# League of Legends Early-Game EDA

This notebook documents the exploratory data analysis (EDA) required for the CMSE 492 final project. It mirrors the expectations outlined in the course requirements document by profiling the dataset, establishing a reproducible train/test split, and surfacing insights that inform feature engineering and model selection.

## 1. Environment Setup
We import the scientific Python stack specified in `requirements.txt`, configure Matplotlib for headless execution, and set up Seaborn styling for consistent visuals.

In [None]:
from __future__ import annotations

import json
from pathlib import Path

import matplotlib
matplotlib.use('Agg')  # Keep plots deterministic across local/remote runs
import matplotlib.pyplot as plt
import numpy as np
import pandas as pd
import seaborn as sns
from sklearn.model_selection import train_test_split

sns.set_theme(style='whitegrid')

## 2. Load Raw Data
The requirements emphasize documenting data provenance and structure. We load the Kaggle CSV that captures Diamond-tier matches capped at the 10-minute mark.

In [None]:
RAW_PATH = Path('data/raw/high_diamond_ranked_10min.csv')
if not RAW_PATH.exists():
    raise FileNotFoundError(f'Dataset missing at {RAW_PATH}')
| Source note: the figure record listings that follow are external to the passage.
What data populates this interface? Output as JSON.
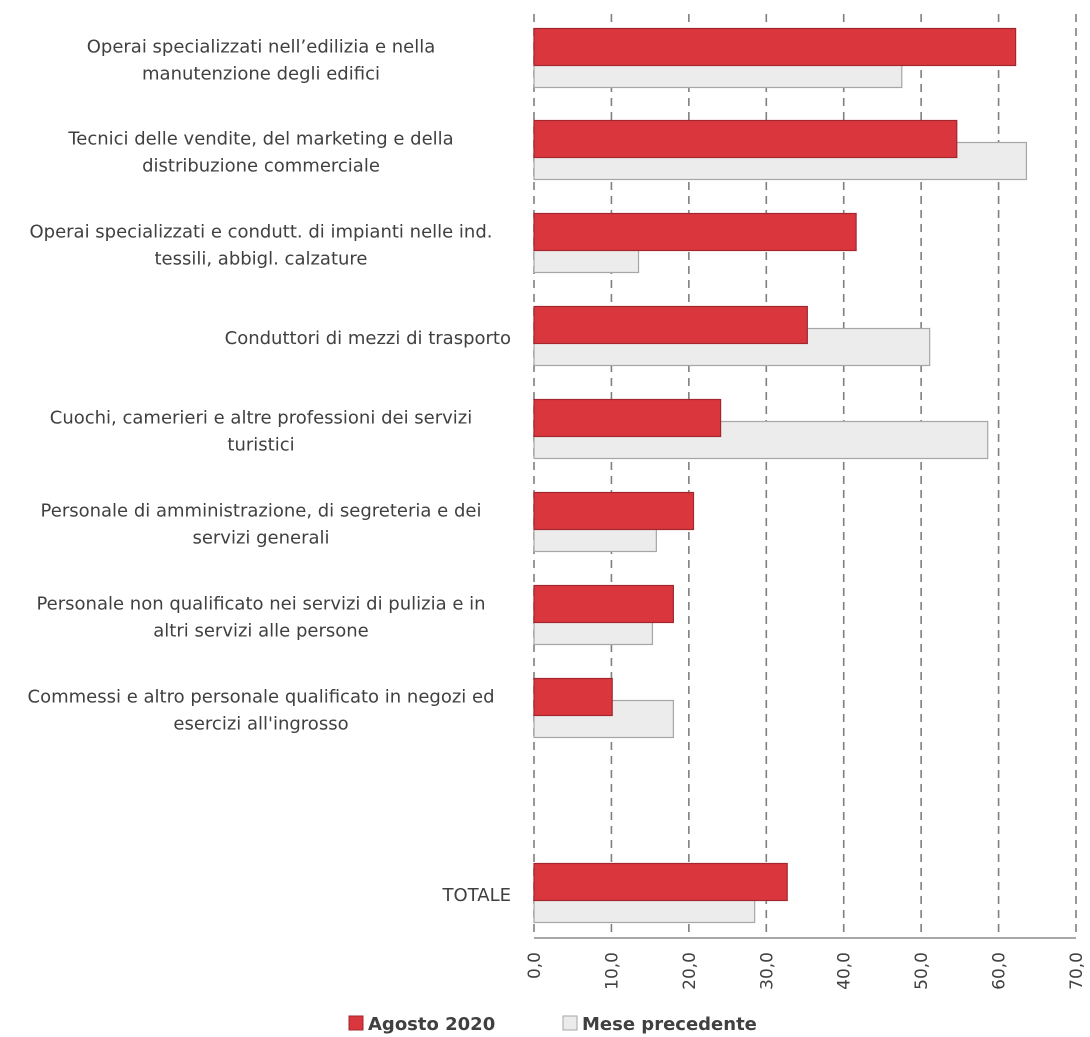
{
  "chart_data": {
    "type": "bar",
    "orientation": "horizontal",
    "categories": [
      [
        "Operai specializzati nell’edilizia e nella",
        "manutenzione degli edifici"
      ],
      [
        "Tecnici delle vendite, del marketing e della",
        "distribuzione commerciale"
      ],
      [
        "Operai specializzati e condutt. di impianti nelle ind.",
        "tessili, abbigl. calzature"
      ],
      [
        "Conduttori di mezzi di trasporto"
      ],
      [
        "Cuochi, camerieri e altre professioni dei servizi",
        "turistici"
      ],
      [
        "Personale di amministrazione, di segreteria e dei",
        "servizi generali"
      ],
      [
        "Personale non qualificato nei servizi di pulizia e in",
        "altri servizi alle persone"
      ],
      [
        "Commessi e altro personale qualificato in negozi ed",
        "esercizi all'ingrosso"
      ],
      [
        "TOTALE"
      ]
    ],
    "series": [
      {
        "name": "Agosto 2020",
        "color": "#d9363e",
        "values": [
          62.2,
          54.6,
          41.6,
          35.3,
          24.1,
          20.6,
          18.0,
          10.1,
          32.7
        ]
      },
      {
        "name": "Mese precedente",
        "color": "#ececec",
        "values": [
          47.5,
          63.6,
          13.5,
          51.1,
          58.6,
          15.8,
          15.3,
          18.0,
          28.5
        ]
      }
    ],
    "x_ticks": [
      "0,0",
      "10,0",
      "20,0",
      "30,0",
      "40,0",
      "50,0",
      "60,0",
      "70,0"
    ],
    "xlim": [
      0,
      70
    ],
    "grid": "vertical dashed",
    "legend_position": "bottom"
  }
}
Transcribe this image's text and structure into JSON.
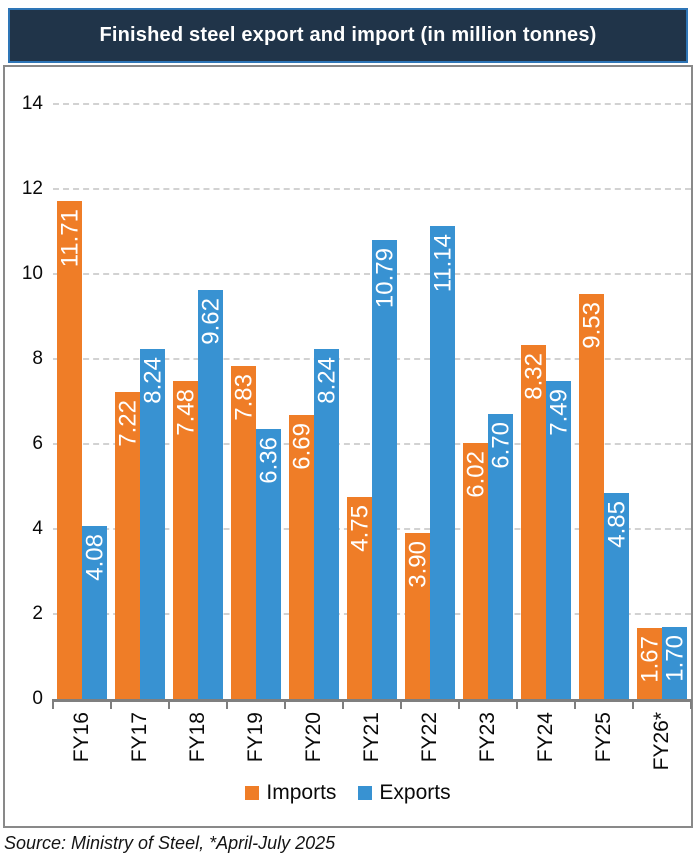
{
  "title": "Finished steel export and import (in million tonnes)",
  "source_note": "Source: Ministry of Steel, *April-July 2025",
  "legend": {
    "imports_label": "Imports",
    "exports_label": "Exports"
  },
  "chart_data": {
    "type": "bar",
    "title": "Finished steel export and import (in million tonnes)",
    "categories": [
      "FY16",
      "FY17",
      "FY18",
      "FY19",
      "FY20",
      "FY21",
      "FY22",
      "FY23",
      "FY24",
      "FY25",
      "FY26*"
    ],
    "series": [
      {
        "name": "Imports",
        "color": "#EF7D27",
        "values": [
          11.71,
          7.22,
          7.48,
          7.83,
          6.69,
          4.75,
          3.9,
          6.02,
          8.32,
          9.53,
          1.67
        ],
        "labels": [
          "11.71",
          "7.22",
          "7.48",
          "7.83",
          "6.69",
          "4.75",
          "3.90",
          "6.02",
          "8.32",
          "9.53",
          "1.67"
        ]
      },
      {
        "name": "Exports",
        "color": "#3892D2",
        "values": [
          4.08,
          8.24,
          9.62,
          6.36,
          8.24,
          10.79,
          11.14,
          6.7,
          7.49,
          4.85,
          1.7
        ],
        "labels": [
          "4.08",
          "8.24",
          "9.62",
          "6.36",
          "8.24",
          "10.79",
          "11.14",
          "6.70",
          "7.49",
          "4.85",
          "1.70"
        ]
      }
    ],
    "ylim": [
      0,
      14
    ],
    "yticks": [
      0,
      2,
      4,
      6,
      8,
      10,
      12,
      14
    ],
    "ylabel": "",
    "xlabel": "",
    "grid": "horizontal-dashed",
    "legend_position": "bottom",
    "value_labels": "inside-end, rotated 90deg bottom-to-top, white",
    "x_tick_label_rotation": "90deg bottom-to-top"
  },
  "theme": {
    "title_bg": "#203449",
    "title_border": "#2E75B6",
    "box_border": "#898989",
    "axis_color": "#7F7F7F",
    "grid_color": "#D2D2D2",
    "imports_color": "#EF7D27",
    "exports_color": "#3892D2"
  }
}
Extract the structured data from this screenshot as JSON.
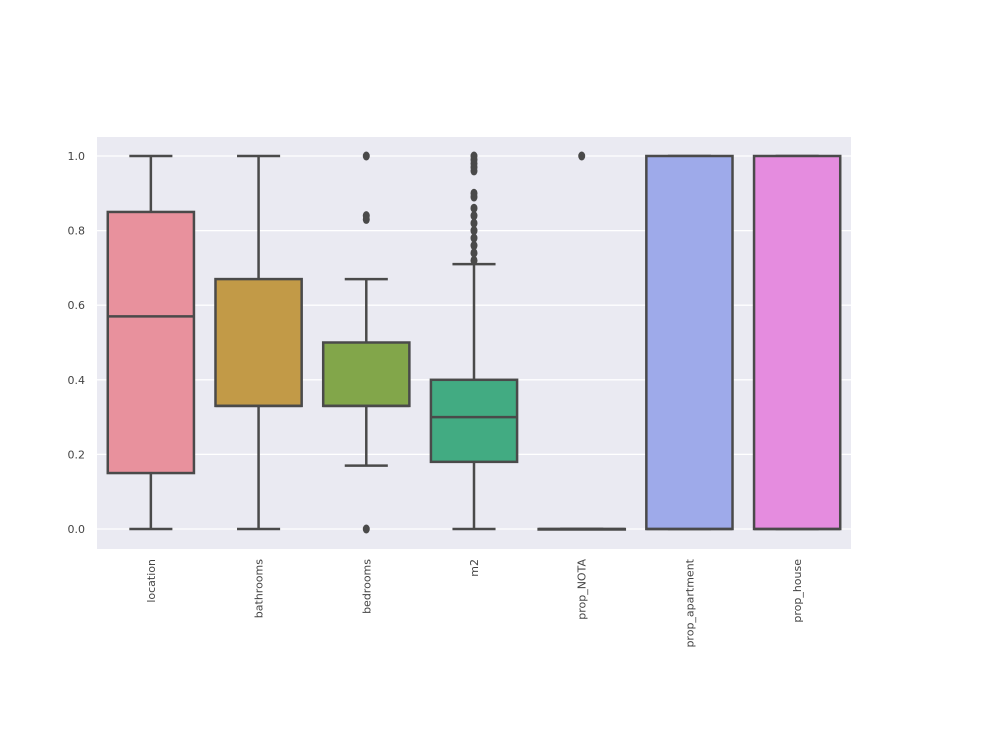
{
  "chart_data": {
    "type": "boxplot",
    "categories": [
      "location",
      "bathrooms",
      "bedrooms",
      "m2",
      "prop_NOTA",
      "prop_apartment",
      "prop_house"
    ],
    "y_ticks": [
      "0.0",
      "0.2",
      "0.4",
      "0.6",
      "0.8",
      "1.0"
    ],
    "ylim": [
      -0.05,
      1.05
    ],
    "grid": true,
    "boxes": [
      {
        "name": "location",
        "whisker_low": 0.0,
        "q1": 0.15,
        "median": 0.57,
        "q3": 0.85,
        "whisker_high": 1.0,
        "outliers": [],
        "color": "#e8919d"
      },
      {
        "name": "bathrooms",
        "whisker_low": 0.0,
        "q1": 0.33,
        "median": 0.33,
        "q3": 0.67,
        "whisker_high": 1.0,
        "outliers": [],
        "color": "#c29a47"
      },
      {
        "name": "bedrooms",
        "whisker_low": 0.17,
        "q1": 0.33,
        "median": 0.33,
        "q3": 0.5,
        "whisker_high": 0.67,
        "outliers": [
          0.0,
          0.83,
          0.84,
          1.0
        ],
        "color": "#82a64a"
      },
      {
        "name": "m2",
        "whisker_low": 0.0,
        "q1": 0.18,
        "median": 0.3,
        "q3": 0.4,
        "whisker_high": 0.71,
        "outliers": [
          0.72,
          0.74,
          0.76,
          0.78,
          0.8,
          0.82,
          0.84,
          0.86,
          0.89,
          0.9,
          0.96,
          0.97,
          0.98,
          0.99,
          1.0
        ],
        "color": "#42ab82"
      },
      {
        "name": "prop_NOTA",
        "whisker_low": 0.0,
        "q1": 0.0,
        "median": 0.0,
        "q3": 0.0,
        "whisker_high": 0.0,
        "outliers": [
          1.0
        ],
        "color": "#48a4b4"
      },
      {
        "name": "prop_apartment",
        "whisker_low": 0.0,
        "q1": 0.0,
        "median": 0.0,
        "q3": 1.0,
        "whisker_high": 1.0,
        "outliers": [],
        "color": "#9eaaea"
      },
      {
        "name": "prop_house",
        "whisker_low": 0.0,
        "q1": 0.0,
        "median": 0.0,
        "q3": 1.0,
        "whisker_high": 1.0,
        "outliers": [],
        "color": "#e58cdf"
      }
    ]
  },
  "style": {
    "plot_background": "#eaeaf2",
    "grid_color": "#ffffff",
    "line_color": "#4a4a4a"
  }
}
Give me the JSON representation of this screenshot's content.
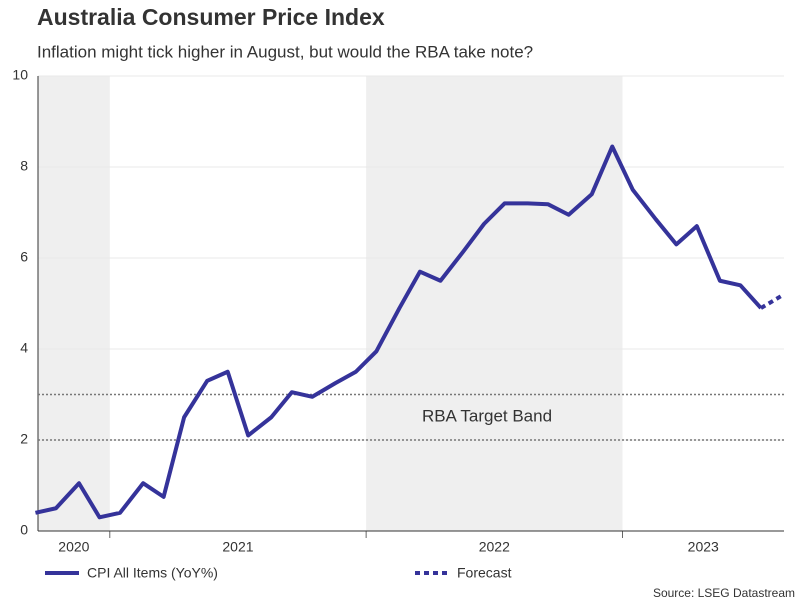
{
  "chart_data": {
    "type": "line",
    "title": "Australia Consumer Price Index",
    "subtitle": "Inflation might tick higher in August, but would the RBA take note?",
    "source": "Source: LSEG Datastream",
    "x": [
      2020.71,
      2020.79,
      2020.88,
      2020.96,
      2021.04,
      2021.13,
      2021.21,
      2021.29,
      2021.38,
      2021.46,
      2021.54,
      2021.63,
      2021.71,
      2021.79,
      2021.88,
      2021.96,
      2022.04,
      2022.13,
      2022.21,
      2022.29,
      2022.38,
      2022.46,
      2022.54,
      2022.63,
      2022.71,
      2022.79,
      2022.88,
      2022.96,
      2023.04,
      2023.13,
      2023.21,
      2023.29,
      2023.38,
      2023.46,
      2023.54,
      2023.63
    ],
    "series": [
      {
        "name": "CPI All Items (YoY%)",
        "color": "#35339a",
        "dash": false,
        "values": [
          0.4,
          0.5,
          1.05,
          0.3,
          0.4,
          1.05,
          0.75,
          2.5,
          3.3,
          3.5,
          2.1,
          2.5,
          3.05,
          2.95,
          3.25,
          3.5,
          3.95,
          4.9,
          5.7,
          5.5,
          6.15,
          6.75,
          7.2,
          7.2,
          7.18,
          6.95,
          7.4,
          8.45,
          7.5,
          6.85,
          6.3,
          6.7,
          5.5,
          5.4,
          4.9,
          null
        ]
      },
      {
        "name": "Forecast",
        "color": "#35339a",
        "dash": true,
        "values": [
          null,
          null,
          null,
          null,
          null,
          null,
          null,
          null,
          null,
          null,
          null,
          null,
          null,
          null,
          null,
          null,
          null,
          null,
          null,
          null,
          null,
          null,
          null,
          null,
          null,
          null,
          null,
          null,
          null,
          null,
          null,
          null,
          null,
          null,
          4.9,
          5.2
        ]
      }
    ],
    "xlim": [
      2020.72,
      2023.63
    ],
    "xticks": [
      2021,
      2022,
      2023
    ],
    "year_labels": [
      "2020",
      "2021",
      "2022",
      "2023"
    ],
    "alternate_shading": true,
    "ylim": [
      0,
      10
    ],
    "yticks": [
      0,
      2,
      4,
      6,
      8,
      10
    ],
    "grid": true,
    "reference_lines": [
      2,
      3
    ],
    "annotation": "RBA Target Band",
    "legend": "bottom"
  }
}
df = pd.read_csv(RAW_PATH)
df.head()

## 3. Train/Test Split Rationale
The course requires that data splitting happens prior to deeper EDA to avoid leakage. We reserve 20% of matches for held-out evaluation, stratifying on the binary outcome so downstream models inherit balanced folds.

In [None]:
TARGET = 'blueWins'
TEST_SIZE = 0.2
RANDOM_STATE = 42

train_df, test_df = train_test_split(
    df,
    test_size=TEST_SIZE,
    stratify=df[TARGET],
    random_state=RANDOM_STATE,
)
train_df.shape, test_df.shape

## 4. Dataset Profile
We summarise row/feature counts, class balance, and missingness. These checkpoints address the requirements' call for describing columns, sample counts, and data quality concerns.

In [None]:
profile = {
    'train_rows': int(train_df.shape[0]),
    'test_rows': int(test_df.shape[0]),
    'n_features': int(train_df.shape[1] - 1),
    'class_balance_train': train_df[TARGET].value_counts(normalize=True).round(4).to_dict(),
    'missing_rates': train_df.isnull().mean().round(4).to_dict(),
}
profile

### Descriptive Statistics
The full numeric summary helps detect anomalies (e.g., impossible ranges) and supports later feature scaling choices for models like logistic regression and neural networks.

In [None]:
numeric_summary = train_df.select_dtypes(include=[np.number]).describe().T
numeric_summary.head()

## 5. Target Correlations
Understanding which metrics align with match outcomes guides baseline model selection and feature importance expectations. We inspect absolute correlations with `blueWins`.

In [None]:
corr_with_target = (
    train_df.select_dtypes(include=[np.number]).corr()[TARGET]
    .drop(TARGET)
    .sort_values(key=lambda s: s.abs(), ascending=False)
)
corr_with_target.head(10)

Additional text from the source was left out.